Vollmar, der Bebel der Inkonsequenz zieh, weil dieser seinen Revolutionismus nicht bis zur totalen Aufgabe jeder „Tagwerksarbeit“ trieb, versäumte es jedoch, selbst die Konsequenz seines Standpunktes zu ziehen. Denn, wenn zwischen der sozialen Revolution und der „Tagwerksarbeit“ ein derartiger Gegensatz klafft, dann müsste man, um sich der Tagwerksarbeit ungestört widmen zu können, die Idee der sozialen Revolution aufgeben. Das tat aber Vollmar nicht, sondern er erklärte, er wolle bei der Tagwerksarbeit das Endziel „im Auge behalten“. Schon einen Schritt weiter ging Ed. Bernstein in seinem bekannten Ausspruch: „Das Endziel ist mir nichts, die Bewegung alles“. Aber das kennzeichnet gerade den Opportunismus, dass er den Widerspruch, in den er gerät, nicht zu lösen wagt. Wenn der Opportunist seine sozialreformerischen Konsequenzen zieht, hört er auf, zu existieren, dann wird er eben zum Sozialreformer, dann ist die Situation klar: mit dem reinen Reformismus würden wir ebenso schnell fertig, wie wir mit dem reinen Revolutionismus fertig geworden sind. Wie wir später sehen werden, läuft denn auch die Entwicklung des Opportunismus darauf hinaus, dass er vom Reformismus aufgesogen wird. Aber solange das Schlussergebnis nicht eingetreten, maskiert der Opportunismus seine eigene Entwicklung. So entstehen die Theorien vom allmählichen Hineinwachsen in den Sozialismus, vom unmerklichen Abwürgen des Kapitalismus etc., die alle darauf hinauslaufen, dass der sozialen Revolution die soziale Reform unterschoben wird. Sie glauben die Dinge zu ändern, wenn sie die Namen ändern. Da dies aber unmöglich, so geraten sie im Verlauf ihrer Entwicklung in einen immer schrofferen Gegensatz zu ihrem Ausgangspunkt, bespötteln den Revolutionismus, erklären erst den Sozialismus zu einer freien Wissenschaft, appellieren dann von der Wissenschaft zu der Relativität der menschlichen Erkenntnis, machen schließlich den Sozialismus zur Glaubenssache, zur Temperamentsfrage – und so, noch lange bevor der Kapitalismus sich in Sozialismus verwandelt hat, verwandeln sich unsere Sozialisten, denen einst nicht revolutionär genug sein konnte, in bürgerliche Sozialreformer. Nicht den Kapitalismus, sondern ihre eigene politische Vergangenheit würgen sie unmerklich ab.

Statt den Widerspruch zu lösen, in den er selbst steckt, überträgt ihn der Opportunist auf die gesamte Partei.
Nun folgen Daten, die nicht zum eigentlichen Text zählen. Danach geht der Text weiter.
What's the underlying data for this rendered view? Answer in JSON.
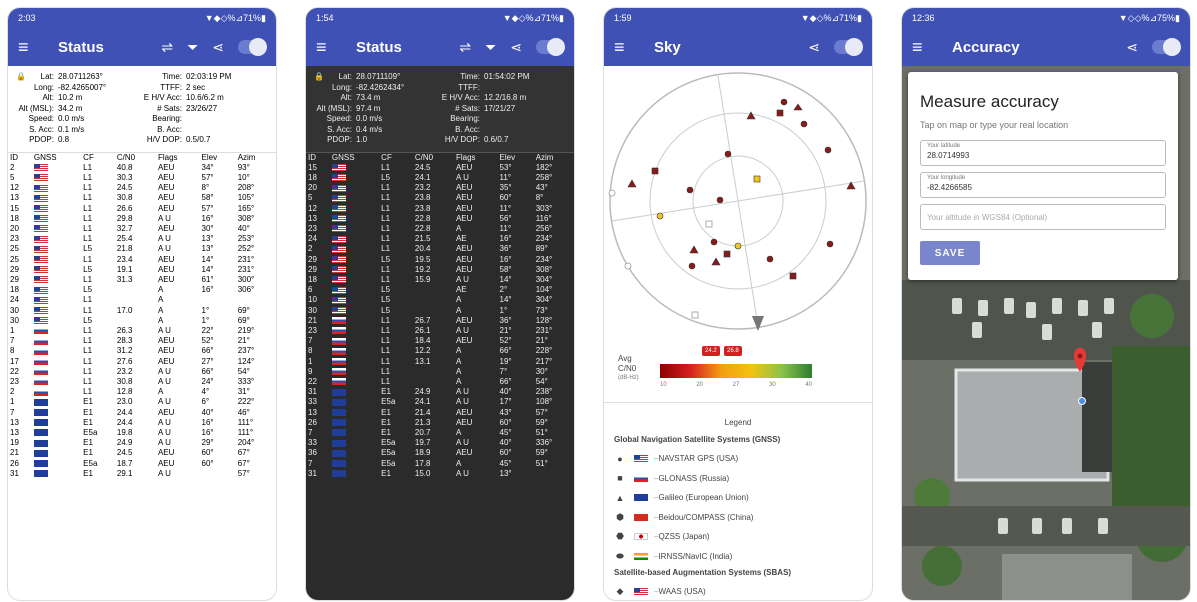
{
  "colors": {
    "primary": "#3F51B5",
    "accent": "#7986cb"
  },
  "screens": [
    {
      "status": {
        "time": "2:03",
        "icons": "▼◆◇%⊿71%▮"
      },
      "title": "Status",
      "info": [
        [
          "Lat:",
          "28.0711263°",
          "Time:",
          "02:03:19 PM"
        ],
        [
          "Long:",
          "-82.4265007°",
          "TTFF:",
          "2 sec"
        ],
        [
          "Alt:",
          "10.2 m",
          "E H/V Acc:",
          "10.6/6.2 m"
        ],
        [
          "Alt (MSL):",
          "34.2 m",
          "# Sats:",
          "23/26/27"
        ],
        [
          "Speed:",
          "0.0 m/s",
          "Bearing:",
          ""
        ],
        [
          "S. Acc:",
          "0.1 m/s",
          "B. Acc:",
          ""
        ],
        [
          "PDOP:",
          "0.8",
          "H/V DOP:",
          "0.5/0.7"
        ]
      ],
      "headers": [
        "ID",
        "GNSS",
        "CF",
        "C/N0",
        "Flags",
        "Elev",
        "Azim"
      ],
      "rows": [
        [
          "2",
          "us",
          "L1",
          "40.8",
          "AEU",
          "34°",
          "93°"
        ],
        [
          "5",
          "us",
          "L1",
          "30.3",
          "AEU",
          "57°",
          "10°"
        ],
        [
          "12",
          "us",
          "L1",
          "24.5",
          "AEU",
          "8°",
          "208°"
        ],
        [
          "13",
          "us",
          "L1",
          "30.8",
          "AEU",
          "58°",
          "105°"
        ],
        [
          "15",
          "us",
          "L1",
          "26.6",
          "AEU",
          "57°",
          "165°"
        ],
        [
          "18",
          "us",
          "L1",
          "29.8",
          "A U",
          "16°",
          "308°"
        ],
        [
          "20",
          "us",
          "L1",
          "32.7",
          "AEU",
          "30°",
          "40°"
        ],
        [
          "23",
          "us",
          "L1",
          "25.4",
          "A U",
          "13°",
          "253°"
        ],
        [
          "25",
          "us",
          "L5",
          "21.8",
          "A U",
          "13°",
          "252°"
        ],
        [
          "25",
          "us",
          "L1",
          "23.4",
          "AEU",
          "14°",
          "231°"
        ],
        [
          "29",
          "us",
          "L5",
          "19.1",
          "AEU",
          "14°",
          "231°"
        ],
        [
          "29",
          "us",
          "L1",
          "31.3",
          "AEU",
          "61°",
          "300°"
        ],
        [
          "18",
          "us",
          "L5",
          "",
          "A",
          "16°",
          "306°"
        ],
        [
          "24",
          "us",
          "L1",
          "",
          "A",
          "",
          ""
        ],
        [
          "30",
          "us",
          "L1",
          "17.0",
          "A",
          "1°",
          "69°"
        ],
        [
          "30",
          "us",
          "L5",
          "",
          "A",
          "1°",
          "69°"
        ],
        [
          "1",
          "ru",
          "L1",
          "26.3",
          "A U",
          "22°",
          "219°"
        ],
        [
          "7",
          "ru",
          "L1",
          "28.3",
          "AEU",
          "52°",
          "21°"
        ],
        [
          "8",
          "ru",
          "L1",
          "31.2",
          "AEU",
          "66°",
          "237°"
        ],
        [
          "17",
          "ru",
          "L1",
          "27.6",
          "AEU",
          "27°",
          "124°"
        ],
        [
          "22",
          "ru",
          "L1",
          "23.2",
          "A U",
          "66°",
          "54°"
        ],
        [
          "23",
          "ru",
          "L1",
          "30.8",
          "A U",
          "24°",
          "333°"
        ],
        [
          "2",
          "ru",
          "L1",
          "12.8",
          "A",
          "4°",
          "31°"
        ],
        [
          "1",
          "eu",
          "E1",
          "23.0",
          "A U",
          "6°",
          "222°"
        ],
        [
          "7",
          "eu",
          "E1",
          "24.4",
          "AEU",
          "40°",
          "46°"
        ],
        [
          "13",
          "eu",
          "E1",
          "24.4",
          "A U",
          "16°",
          "111°"
        ],
        [
          "13",
          "eu",
          "E5a",
          "19.8",
          "A U",
          "16°",
          "111°"
        ],
        [
          "19",
          "eu",
          "E1",
          "24.9",
          "A U",
          "29°",
          "204°"
        ],
        [
          "21",
          "eu",
          "E1",
          "24.5",
          "AEU",
          "60°",
          "67°"
        ],
        [
          "26",
          "eu",
          "E5a",
          "18.7",
          "AEU",
          "60°",
          "67°"
        ],
        [
          "31",
          "eu",
          "E1",
          "29.1",
          "A U",
          "",
          "57°"
        ]
      ]
    },
    {
      "status": {
        "time": "1:54",
        "icons": "▼◆◇%⊿71%▮"
      },
      "title": "Status",
      "info": [
        [
          "Lat:",
          "28.0711109°",
          "Time:",
          "01:54:02 PM"
        ],
        [
          "Long:",
          "-82.4262434°",
          "TTFF:",
          ""
        ],
        [
          "Alt:",
          "73.4 m",
          "E H/V Acc:",
          "12.2/16.8 m"
        ],
        [
          "Alt (MSL):",
          "97.4 m",
          "# Sats:",
          "17/21/27"
        ],
        [
          "Speed:",
          "0.0 m/s",
          "Bearing:",
          ""
        ],
        [
          "S. Acc:",
          "0.4 m/s",
          "B. Acc:",
          ""
        ],
        [
          "PDOP:",
          "1.0",
          "H/V DOP:",
          "0.6/0.7"
        ]
      ],
      "headers": [
        "ID",
        "GNSS",
        "CF",
        "C/N0",
        "Flags",
        "Elev",
        "Azim"
      ],
      "rows": [
        [
          "15",
          "us",
          "L1",
          "24.5",
          "AEU",
          "53°",
          "182°"
        ],
        [
          "18",
          "us",
          "L5",
          "24.1",
          "A U",
          "11°",
          "258°"
        ],
        [
          "20",
          "us",
          "L1",
          "23.2",
          "AEU",
          "35°",
          "43°"
        ],
        [
          "5",
          "us",
          "L1",
          "23.8",
          "AEU",
          "60°",
          "8°"
        ],
        [
          "12",
          "us",
          "L1",
          "23.8",
          "AEU",
          "11°",
          "303°"
        ],
        [
          "13",
          "us",
          "L1",
          "22.8",
          "AEU",
          "56°",
          "116°"
        ],
        [
          "23",
          "us",
          "L1",
          "22.8",
          "A",
          "11°",
          "256°"
        ],
        [
          "24",
          "us",
          "L1",
          "21.5",
          "AE",
          "16°",
          "234°"
        ],
        [
          "2",
          "us",
          "L1",
          "20.4",
          "AEU",
          "36°",
          "89°"
        ],
        [
          "29",
          "us",
          "L5",
          "19.5",
          "AEU",
          "16°",
          "234°"
        ],
        [
          "29",
          "us",
          "L1",
          "19.2",
          "AEU",
          "58°",
          "308°"
        ],
        [
          "18",
          "us",
          "L1",
          "15.9",
          "A U",
          "14°",
          "304°"
        ],
        [
          "6",
          "us",
          "L5",
          "",
          "AE",
          "2°",
          "104°"
        ],
        [
          "10",
          "us",
          "L5",
          "",
          "A",
          "14°",
          "304°"
        ],
        [
          "30",
          "us",
          "L5",
          "",
          "A",
          "1°",
          "73°"
        ],
        [
          "21",
          "ru",
          "L1",
          "26.7",
          "AEU",
          "36°",
          "128°"
        ],
        [
          "23",
          "ru",
          "L1",
          "26.1",
          "A U",
          "21°",
          "231°"
        ],
        [
          "7",
          "ru",
          "L1",
          "18.4",
          "AEU",
          "52°",
          "21°"
        ],
        [
          "8",
          "ru",
          "L1",
          "12.2",
          "A",
          "66°",
          "228°"
        ],
        [
          "1",
          "ru",
          "L1",
          "13.1",
          "A",
          "19°",
          "217°"
        ],
        [
          "9",
          "ru",
          "L1",
          "",
          "A",
          "7°",
          "30°"
        ],
        [
          "22",
          "ru",
          "L1",
          "",
          "A",
          "66°",
          "54°"
        ],
        [
          "31",
          "eu",
          "E1",
          "24.9",
          "A U",
          "40°",
          "238°"
        ],
        [
          "33",
          "eu",
          "E5a",
          "24.1",
          "A U",
          "17°",
          "108°"
        ],
        [
          "13",
          "eu",
          "E1",
          "21.4",
          "AEU",
          "43°",
          "57°"
        ],
        [
          "26",
          "eu",
          "E1",
          "21.3",
          "AEU",
          "60°",
          "59°"
        ],
        [
          "7",
          "eu",
          "E1",
          "20.7",
          "A",
          "45°",
          "51°"
        ],
        [
          "33",
          "eu",
          "E5a",
          "19.7",
          "A U",
          "40°",
          "336°"
        ],
        [
          "36",
          "eu",
          "E5a",
          "18.9",
          "AEU",
          "60°",
          "59°"
        ],
        [
          "7",
          "eu",
          "E5a",
          "17.8",
          "A",
          "45°",
          "51°"
        ],
        [
          "31",
          "eu",
          "E1",
          "15.0",
          "A U",
          "13°",
          ""
        ]
      ]
    },
    {
      "status": {
        "time": "1:59",
        "icons": "▼◆◇%⊿71%▮"
      },
      "title": "Sky",
      "avg_label": "Avg\nC/N0",
      "avg_unit": "(dB-Hz)",
      "cn0_markers": [
        "24.2",
        "26.8"
      ],
      "cn0_ticks": [
        "10",
        "20",
        "27",
        "30",
        "40"
      ],
      "legend_title": "Legend",
      "gnss_section": "Global Navigation Satellite Systems (GNSS)",
      "gnss": [
        {
          "sym": "●",
          "flag": "us",
          "label": "NAVSTAR GPS (USA)"
        },
        {
          "sym": "■",
          "flag": "ru",
          "label": "GLONASS (Russia)"
        },
        {
          "sym": "▲",
          "flag": "eu",
          "label": "Galileo (European Union)"
        },
        {
          "sym": "⬢",
          "flag": "cn",
          "label": "Beidou/COMPASS (China)"
        },
        {
          "sym": "⬣",
          "flag": "jp",
          "label": "QZSS (Japan)"
        },
        {
          "sym": "⬬",
          "flag": "in",
          "label": "IRNSS/NavIC (India)"
        }
      ],
      "sbas_section": "Satellite-based Augmentation Systems (SBAS)",
      "sbas": [
        {
          "sym": "◆",
          "flag": "us",
          "label": "WAAS (USA)"
        }
      ]
    },
    {
      "status": {
        "time": "12:36",
        "icons": "▼◇◇%⊿75%▮"
      },
      "title": "Accuracy",
      "card": {
        "heading": "Measure accuracy",
        "sub": "Tap on map or type your real location",
        "lat_label": "Your latitude",
        "lat_value": "28.0714993",
        "lon_label": "Your longitude",
        "lon_value": "-82.4266585",
        "alt_placeholder": "Your altitude in WGS84 (Optional)",
        "save": "SAVE"
      }
    }
  ]
}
Er glaubt, wenn wir ihn bekämpfen, so setzen wir das Zukunftsideal der sozialen Revolution der Gegenwartsarbeit entgegen. In solcher Fassung aber existiert für uns das Problem gar nicht einmal, denn uns stört die sozialrevolutionäre Agitation in der Gegenwartsarbeit nicht, sie fördert sie vielmehr. Um die Gegenwartsarbeit selbst, aus der die Reformisten die sozialrevolutionäre Agitation eliminieren, handelt es sich. Es handelt sich darum, ob unsere „Tagwerksarbeit“ ausschließlich auf unmittelbare parlamentarische und gewerkschaftliche Erfolge gerichtet werden soll, oder diese selbst uns als Mittel zu einer höheren Einheit, der sozialrevolutionären Organisation des Proletariats, dienen sollen. Nicht darum handelt es sich, ob wir wählen sollen, ob wir parlamentarische Erfolge erstreben sollen, ob wir bei alledem die Staatsmacht der Bourgeoisie überlassen, oder durch all das, geistig zusammengefasst in der sozialrevolutionären Agitation, das Proletariat zur Eroberung der politischen Macht führen sollen, um den Staat, die Eigentumsform und die Produktionsweise in ihren Grundlagen zu ändern. Indem die Opportunisten uns den Verzicht auf die Gegenwartsarbeit oder ihre Missachtung vorwerfen, kämpfen sie nicht gegen uns, sondern gegen einen konstruierten Gegner. So hat Vollmar dem sozialrevolutionären Standpunkt von Bebel, Liebknecht, Singer etc. die Revolutionsmacherei der „Jungen“ unterschoben. So richtet Ed. Bernstein seine Angriffe gegen einen Blanquismus, der der reinste Putschismus ist, wie er weder in Deutschland noch sonst wo existiert, und den er sich speziell zu polemischen Zwecken konstruiert hat. So bekämpft Jean Jaurès einen Intransigeantismus, wie er auch in Frankreich längst aus der Mode gekommen ist, und statt der praktischen Tätigkeit der Parteien Rechnung zu tragen, welche dem französischen Proletariat die sozialrevolutionäre Tagwerksarbeit gelehrt haben, zeiht er sie des Widerspruchs, weil sie Gegenwartsarbeit leisten, ohne ihre sozialrevolutionären Grundsätze aufzugeben, desselben Widerspruchs, den Vollmar 1891 bei Bebel und Liebknecht aufgedeckt zu haben glaubte.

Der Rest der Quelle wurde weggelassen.